Audiences will be familiar with the discovery, usually in teen years, of a book/play/song/poem to which they can relate completely.
Recently Manchester hosted a festival in which local writers made clear how much their lives had been influenced by the Dr. Who TV show. Stand up comedian Dave Williams has a more up-market obsession – his new show centres on his relationship with T. S Eliot’s voyeuristic, self-aware outsider J. Alfred Prufrock.
Although Williams quotes extensively from the poem, and speaks the verse beautifully, he makes clear that Prufrock and Me is intended to be autobiographical rather than an analysis of a work of art. Williams, a shy and solitary teen, relates to Prufrock’s awareness of his limited impact upon the universe and how his fear of failure inhibits action. Yet somehow Williams becomes able to overcome his timidity and develop into a stage performer.
Williams acknowledges that Prufrock and Me is a work in progress. This is most apparent in the first half of the show. Williams opens speaking eloquently of the autumnal mood of the poem but seems initially reluctant to leave the comfort zone of stand up comedy.
The performance is illustrated with slides from an overhead projector showing images from the poem and mockingly contradicting Williams’s more flamboyant statements. When he makes his mission statement of celebrating a masterpiece a caption on the screen revels the actual purpose is: To show how sensitive I am.

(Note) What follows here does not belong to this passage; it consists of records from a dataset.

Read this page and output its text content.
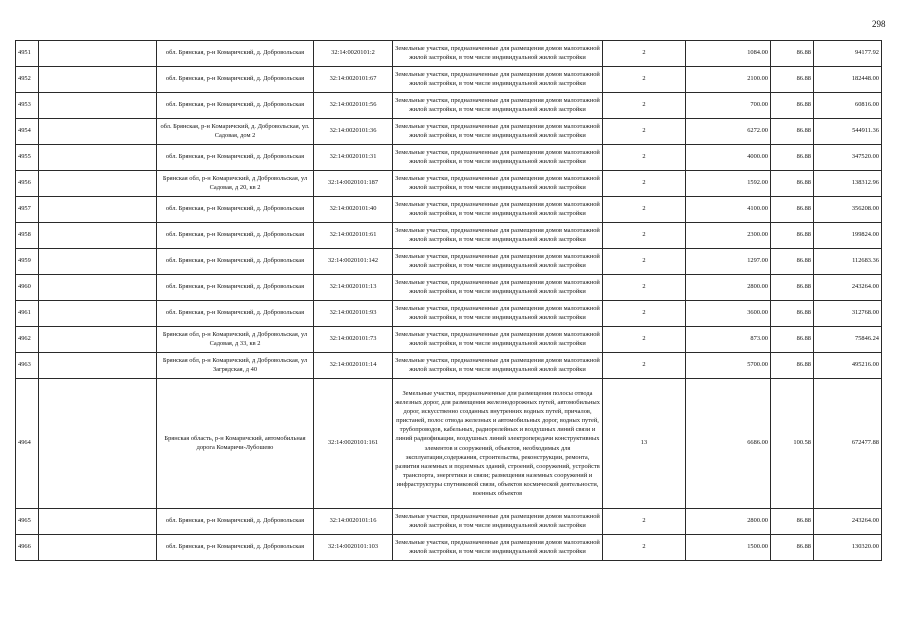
298
4951		обл. Брянская, р-н Комаричский, д. Добровольская	32:14:0020101:2	Земельные участки, предназначенные для размещения домов малоэтажной жилой застройки, в том числе индивидуальной жилой застройки	2	1084.00	86.88	94177.92
4952		обл. Брянская, р-н Комаричский, д. Добровольская	32:14:0020101:67	Земельные участки, предназначенные для размещения домов малоэтажной жилой застройки, в том числе индивидуальной жилой застройки	2	2100.00	86.88	182448.00
4953		обл. Брянская, р-н Комаричский, д. Добровольская	32:14:0020101:56	Земельные участки, предназначенные для размещения домов малоэтажной жилой застройки, в том числе индивидуальной жилой застройки	2	700.00	86.88	60816.00
4954		обл. Брянская, р-н Комаричский, д. Добровольская, ул. Садовая, дом 2	32:14:0020101:36	Земельные участки, предназначенные для размещения домов малоэтажной жилой застройки, в том числе индивидуальной жилой застройки	2	6272.00	86.88	544911.36
4955		обл. Брянская, р-н Комаричский, д. Добровольская	32:14:0020101:31	Земельные участки, предназначенные для размещения домов малоэтажной жилой застройки, в том числе индивидуальной жилой застройки	2	4000.00	86.88	347520.00
4956		Брянская обл, р-н Комаричский, д Добровольская, ул Садовая, д 20, кв 2	32:14:0020101:187	Земельные участки, предназначенные для размещения домов малоэтажной жилой застройки, в том числе индивидуальной жилой застройки	2	1592.00	86.88	138312.96
4957		обл. Брянская, р-н Комаричский, д. Добровольская	32:14:0020101:40	Земельные участки, предназначенные для размещения домов малоэтажной жилой застройки, в том числе индивидуальной жилой застройки	2	4100.00	86.88	356208.00
4958		обл. Брянская, р-н Комаричский, д. Добровольская	32:14:0020101:61	Земельные участки, предназначенные для размещения домов малоэтажной жилой застройки, в том числе индивидуальной жилой застройки	2	2300.00	86.88	199824.00
4959		обл. Брянская, р-н Комаричский, д. Добровольская	32:14:0020101:142	Земельные участки, предназначенные для размещения домов малоэтажной жилой застройки, в том числе индивидуальной жилой застройки	2	1297.00	86.88	112683.36
4960		обл. Брянская, р-н Комаричский, д. Добровольская	32:14:0020101:13	Земельные участки, предназначенные для размещения домов малоэтажной жилой застройки, в том числе индивидуальной жилой застройки	2	2800.00	86.88	243264.00
4961		обл. Брянская, р-н Комаричский, д. Добровольская	32:14:0020101:93	Земельные участки, предназначенные для размещения домов малоэтажной жилой застройки, в том числе индивидуальной жилой застройки	2	3600.00	86.88	312768.00
4962		Брянская обл, р-н Комаричский, д Добровольская, ул Садовая, д 33, кв 2	32:14:0020101:73	Земельные участки, предназначенные для размещения домов малоэтажной жилой застройки, в том числе индивидуальной жилой застройки	2	873.00	86.88	75846.24
4963		Брянская обл, р-н Комаричский, д Добровольская, ул Загрядская, д 40	32:14:0020101:14	Земельные участки, предназначенные для размещения домов малоэтажной жилой застройки, в том числе индивидуальной жилой застройки	2	5700.00	86.88	495216.00
4964		Брянская область, р-н Комаричский, автомобильная дорога Комаричи-Лубошево	32:14:0020101:161	Земельные участки, предназначенные для размещения полосы отвода железных дорог, для размещения железнодорожных путей, автомобильных дорог, искусственно созданных внутренних водных путей, причалов, пристаней, полос отвода железных и автомобильных дорог, водных путей, трубопроводов, кабельных, радиорелейных и воздушных линий связи и линий радиофикации, воздушных линий электропередачи конструктивных элементов и сооружений, объектов, необходимых для эксплуатации,содержания, строительства, реконструкции, ремонта, развития наземных и подземных зданий, строений, сооружений, устройств транспорта, энергетики и связи; размещения наземных сооружений и инфраструктуры спутниковой связи, объектов космической деятельности, военных объектов	13	6686.00	100.58	672477.88
4965		обл. Брянская, р-н Комаричский, д. Добровольская	32:14:0020101:16	Земельные участки, предназначенные для размещения домов малоэтажной жилой застройки, в том числе индивидуальной жилой застройки	2	2800.00	86.88	243264.00
4966		обл. Брянская, р-н Комаричский, д. Добровольская	32:14:0020101:103	Земельные участки, предназначенные для размещения домов малоэтажной жилой застройки, в том числе индивидуальной жилой застройки	2	1500.00	86.88	130320.00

The jokes in the opening section have a defensive feel as if Williams is easing himself into his theme. He constantly remarks that certain jokes would be better in another type of show but that doesn’t prevent him from telling them anyway. Williams enhances the rather mundane opening autobiographical anecdotes by relating them to aspects of the poem. He explains that girls at school did not run from him because they sensed he, like Prufrock, was not a threat.
When Williams allows the mood to darken the show becomes more original and daring. The one way in which Williams differs from his literary hero is that he eventually stops hesitating and makes a life-changing decision. Williams’s description of his development into a comedian is lacerating in its honesty.
His decision to risk a career as a stand up is motivated by his office job driving him to depression. It is a discomforting honesty that comes as a surprise after the lighter material that opened the show. Although Williams shows that his life has improved by behaving less like Prufrock, he remains true to his diffident muse by suggesting that he prefers not to pursue a superstar lifestyle.
Prufrock and Me is an ambitious attempt at widening the autobiographical comedy genre to include darker themes. It is still uneven in delivery but has tremendous potential as a piece of original storytelling.
Prufrock Me is at the Kings Arms Salford again on 14 July.